La prochaine étape importante de ma vie, je dirais même que c’est un tournant, c’était lors du baptême de Claire. J’avais dix-sept ans à ce moment-là, Halloween en avait dix-huit depuis quelques mois et c’était sa dernière année au lycée. Nous avons donc fait une grande cérémonie, où nous avons réuni toute la famille, les oncles, les tantes, les cousins, les grands-parents. Tous ces gens qui ne s’occupent jamais de vous sauf quand il y a un événement particulier, en gros. On nous avait laissé inviter nos amis également. J’ai donc dû me mettre sur mon trente-et-un, pantalon blanc, chemise blanche, petit pull, bien coiffé, un petit nœud papillon et des chaussures en cuir. Tout le monde était très beau ce jour-là. Je ne vais pas m’attarder sur Halloween et sa robe, je pense que vous vous doutez ce que je pensais d’elle et que je l’ai plus regardé elle que le baptême. J’étais assez surpris de constater que le parrain et la marraine de Claire étaient inconnus au bataillon pour moi. Le parrain de Claire était un ami du club de golf de Pablo et la marraine était une collègue de travail de Pablo. En gros, maman n’avait pas eu son mot à dire. Comme d’habitude. Une fois la messe terminée et le baptême prononcé nous sommes retournés à la maison où un festin nous attendait. On a pris beaucoup de photos ce jour-là, c’était top. Ça faisait très longtemps que l’on ne m’avait pas pris en photo comme ça. Et c’était par la même occasion la première fois que je prenais une photo avec Claire. Elle était assez mignonne, elle n’avait pas beaucoup pris de Pablo. À croire que ses gênes chez ses filles ne faisaient pas bon ménage. Je sentais qu’Halloween n’avait pas son sourire habituel, qu’elle n’était pas plus heureuse que ça.
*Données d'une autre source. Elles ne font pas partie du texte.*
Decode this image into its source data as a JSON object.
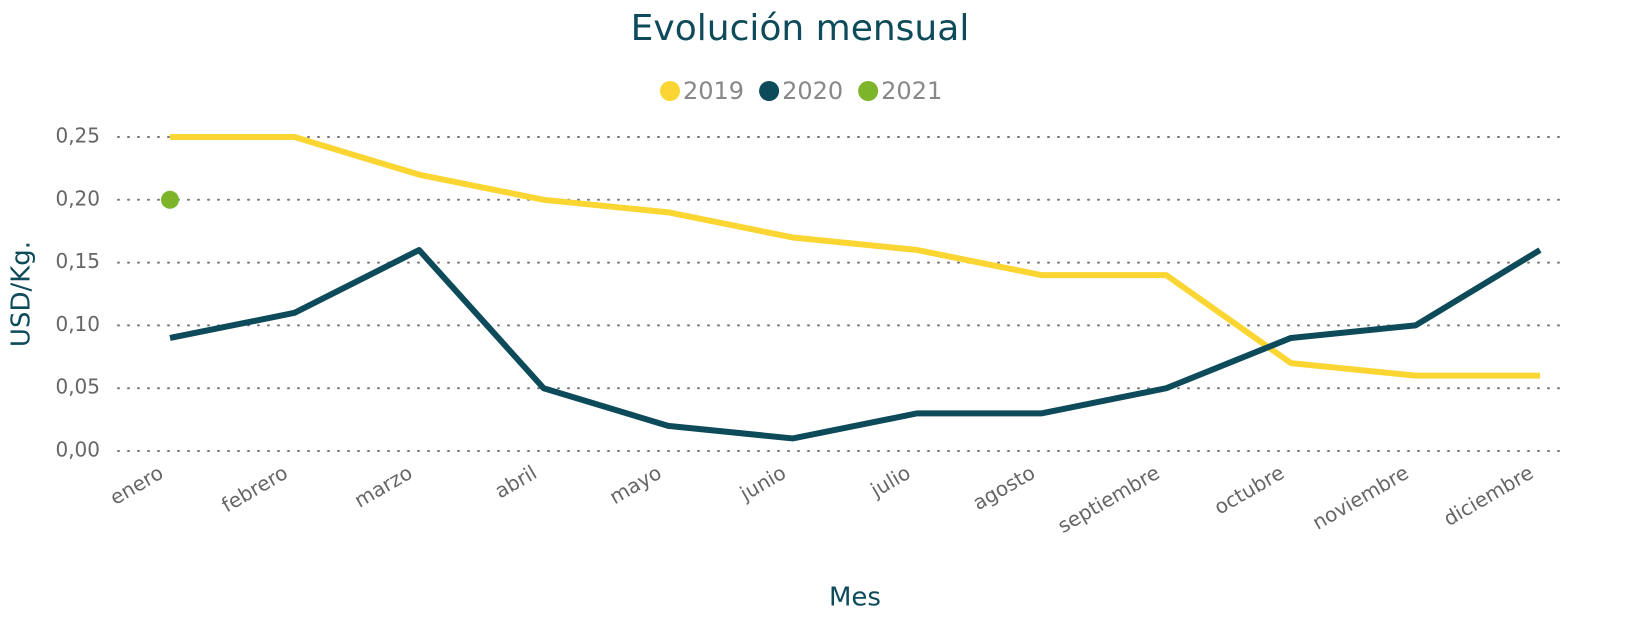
{
  "chart_data": {
    "type": "line",
    "title": "Evolución mensual",
    "xlabel": "Mes",
    "ylabel": "USD/Kg.",
    "categories": [
      "enero",
      "febrero",
      "marzo",
      "abril",
      "mayo",
      "junio",
      "julio",
      "agosto",
      "septiembre",
      "octubre",
      "noviembre",
      "diciembre"
    ],
    "series": [
      {
        "name": "2019",
        "color": "#fbd633",
        "values": [
          0.25,
          0.25,
          0.22,
          0.2,
          0.19,
          0.17,
          0.16,
          0.14,
          0.14,
          0.07,
          0.06,
          0.06
        ]
      },
      {
        "name": "2020",
        "color": "#0d4a5a",
        "values": [
          0.09,
          0.11,
          0.16,
          0.05,
          0.02,
          0.01,
          0.03,
          0.03,
          0.05,
          0.09,
          0.1,
          0.16
        ]
      },
      {
        "name": "2021",
        "color": "#7cb52a",
        "values": [
          0.2,
          null,
          null,
          null,
          null,
          null,
          null,
          null,
          null,
          null,
          null,
          null
        ]
      }
    ],
    "ylim": [
      0,
      0.25
    ],
    "yticks": [
      {
        "value": 0,
        "label": "0,00"
      },
      {
        "value": 0.05,
        "label": "0,05"
      },
      {
        "value": 0.1,
        "label": "0,10"
      },
      {
        "value": 0.15,
        "label": "0,15"
      },
      {
        "value": 0.2,
        "label": "0,20"
      },
      {
        "value": 0.25,
        "label": "0,25"
      }
    ],
    "grid": true,
    "legend": "top"
  }
}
J’ai décidé de ne pas aller la voir dans la journée, de profiter de la fête sans me poser trop de questions.

Tout le monde s’en alla le soir-même et nous avons rangé tous ensemble. La journée avait été un succès total, la meilleure depuis longtemps. Je suis allé dans ma chambre, complètement épuisé, prêt à dormir. Et c’est à ce moment-là que l’on toqua à ma porte. Je n’étais pas encore déshabillé, j’aime bien prendre mon temps, donc j’ai dit « entrez ». C’était Halloween. Elle était très triste, elle pleurait. J’avais bien senti que quelque chose n’allait pas mais je n’étais pas prêt à la consoler. Je lui ai fais un câlin et elle s’est assise sur mon lit. Elle était toujours dans sa robe blanche. Même en pleurant elle était toujours aussi belle. C’était quoi son secret, bon sang ? Je me suis assis à côté d’elle, ne disant pas un mot, et elle a déposé sa tête contre mon épaule, m’a pris la main et me la serré bien fort. Puis elle m’a regardé, je l’ai regardé, on s’est regardé. Elle se forçait à sourire, elle remit ses cheveux derrière son oreille et elle m’a annoncé que son copain l’avait quitté. Je pense que vous ne vous rendez pas compte à quel point j’étais heureux de l’entendre. J’ai hurlé de joie intérieurement. Par contre je l’ai joué faux-cul, hein. Je lui ai dit que je comprenais, que c’était triste, que j’étais là pour elle, enfin plein de trucs de ce genre, m’voyez ?

J’avais bien fait de lui dire ça. Elle s’est rapproché de moi, m’a fixé pendant de longues secondes. Et, sans prévenir, elle m’a embrassé. C’était merveilleux, elle embrassait divinement bien. Je ne l’ai pas rejeté, je ne suis pas stupide. On s’est embrassé pendant de longues minutes, c’était génial quand j’y repense, la première fois était la meilleure. Puis elle a commencé à enlever sa robe, j’ai enlevé mon pull, elle m’a déboutonné ma chemise et s’est baissé légèrement au niveau de mon entre-jambe. C’est ce soir-là que j’ai compris que maman ne criait pas à cause des monstres sous son lit. C’est une expérience que l’on a répété chaque fois qu’on le pouvait et dans la discrétion la plus totale.